La preoccupa l’ambiente e la classifica?
“Non siamo nel posto che vogliamo. Stiamo lavorando in una forma onesta”.
Sacchi nel 1988 aveva una classifica simile alla sua, Berlusconi lo confermò. Dovrebbe farlo anche con lei la dirigenza?“Onestamente non ne ho bisogno. Dal primo giorno ho i giocatori con me, ogni giorno mi dimostrano che stanno con me e che credono nelle mie idee”.I tifosi chiedono ambizione. Il mercato può aiutare?“Penso che la squadra abbia avuto ambizione per vincere la partita. Non si vedono tante partite in Serie A di una squadra così offensiva come noi oggi. La squadra è stata ambiziosa”.Le serve qualcosa a gennaio?“Non è tempo per pensare a gennaio. Dobbiamo pensare a lavorare. Al tempo giusto.”
Le parole di Leao
Come avete vissuto la contestazione dei tifosi?

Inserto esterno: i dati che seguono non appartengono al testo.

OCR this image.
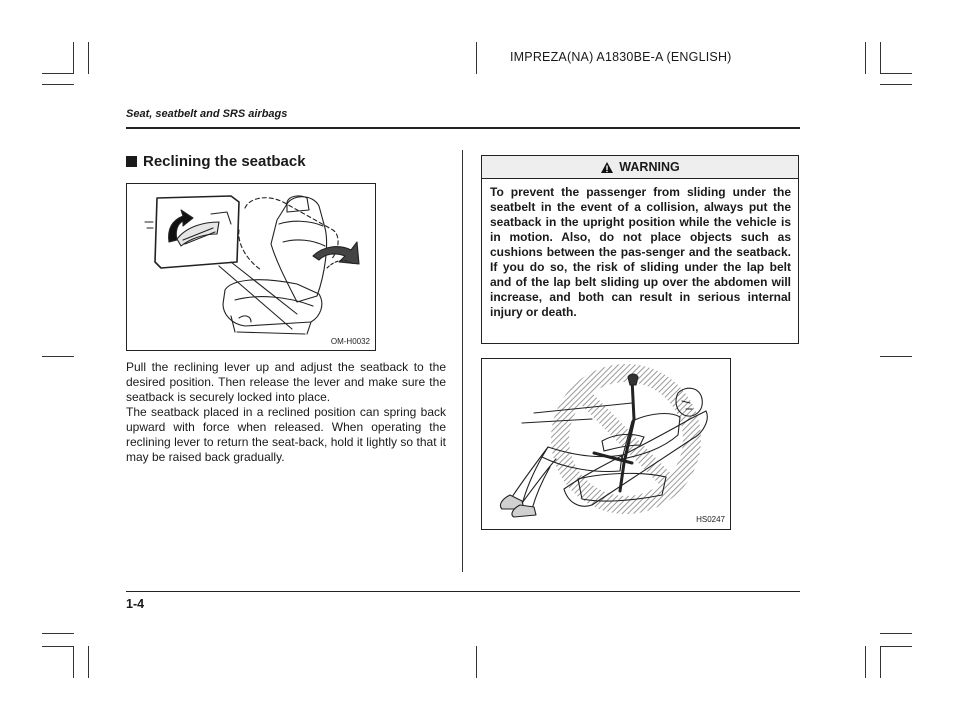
IMPREZA(NA) A1830BE-A (ENGLISH)
Seat, seatbelt and SRS airbags
Reclining the seatback
OM-H0032

Pull the reclining lever up and adjust the seatback to the desired position. Then release the lever and make sure the seatback is securely locked into place.

The seatback placed in a reclined position can spring back upward with force when released. When operating the reclining lever to return the seat-back, hold it lightly so that it may be raised back gradually.

WARNING
To prevent the passenger from sliding under the seatbelt in the event of a collision, always put the seatback in the upright position while the vehicle is in motion. Also, do not place objects such as cushions between the pas-senger and the seatback. If you do so, the risk of sliding under the lap belt and of the lap belt sliding up over the abdomen will increase, and both can result in serious internal injury or death.
HS0247
1-4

“Ci ha fatto male. Oggi ci è mancato il gol, abbiamo creato tanto. Quando non vinci al Milan, è così. Abbiamo messo in difficoltà il Genoa, ma ci è mancato il gol. Certe vittorie cambiano tutto in classifica”.
Ti senti un leader?
“Io ho vinto lo Scudetto qui, cerco sempre di aiutare quello giovane. Oggi ci ho provato con Jimenez e Liberali. Quando sono arrivato qua, i più grandi mi hanno aiutato. Ora cerco di farlo io. E questo mi aiuta a crescere come giocatore e come uomo”.
Sei rimasto immobile a fine partita…
“Frustrazione. Perché non abbiamo vinto. Abbiamo fatto di tutto per vincere, anche chi è entrato. Ma non è già più tempo di pensare a oggi. Da domani pensiamo alla prossima partita”.